O principal entrave para o uso dos recursos é a falta de equipes técnicas preparadas para lidar com a burocracia federal, de acordo com os envolvidos.
Alguns estados, como Santa Catarina e Tocantins, aplicaram apenas um terço do total de verbas recebidas desde 2019.
Com isso, R$ 370 milhões do Fundo Nacional de Segurança Pública poderiam voltar aos cofres federais no final do ano por não terem sido utilizados dentro do período estabelecido. Para evitar isso, o Ministério da Justiça vai prorrogar por mais dois anos o prazo dos recursos repassados em 2019 e 2020.
A pasta, sob o comando de Ricardo Lewandowski, elencou a segurança pública como prioridade.
Diante disso, a execução do Fundo Nacional de Segurança Pública entrou no foco do ministro. Assim que ele assumiu o cargo, foi realizado um raio-x orçamentário, que encontrou as verbas paradas. Com isso, foi feita uma força tarefa para tentar ajudar os estados a utilizar o dinheiro disponível.
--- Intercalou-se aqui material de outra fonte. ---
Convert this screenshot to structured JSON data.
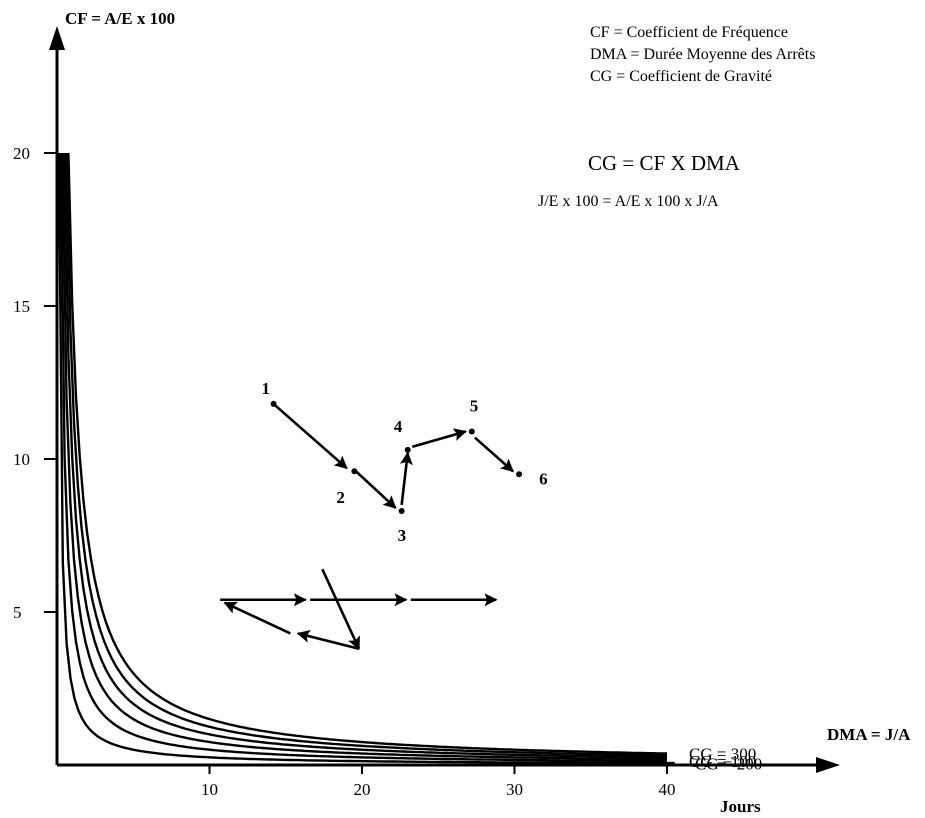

O governo federal tem sido cobrado para atuar mais no combate à criminalidade, um tema hoje muito explorado pelo bolsonarismo e pela oposição a Lula (PT). O assunto é um dos que mais preocupa os brasileiros hoje.
A pasta também ampliou o leque de ações de segurança pública que são elegíveis para receberem esses recursos, o que pode facilitar o emprego do dinheiro repassado, no entendimento de técnicos do ministério.
A mudança no prazo para permitir a utilização dos recursos por mais dois anos deve ocorrer por meio de uma portaria, que deve ser publicada nas próximas semanas, segundo a diretora de gestão do fundo, Camila Pintarelli.
O fundo foi instituído por lei em 2001, mas foi só em 2019 que começaram os repasses, com montantes anuais fixados para cada estado.
"No começo, eles [os estados] não pegaram muito bem essa lógica. E isso não é por culpa de ninguém, é simplesmente porque a dinâmica era nova, não havia equipes preparadas para lidar com essa transferência de recursos fundo a fundo em segurança", disse Pintarelli .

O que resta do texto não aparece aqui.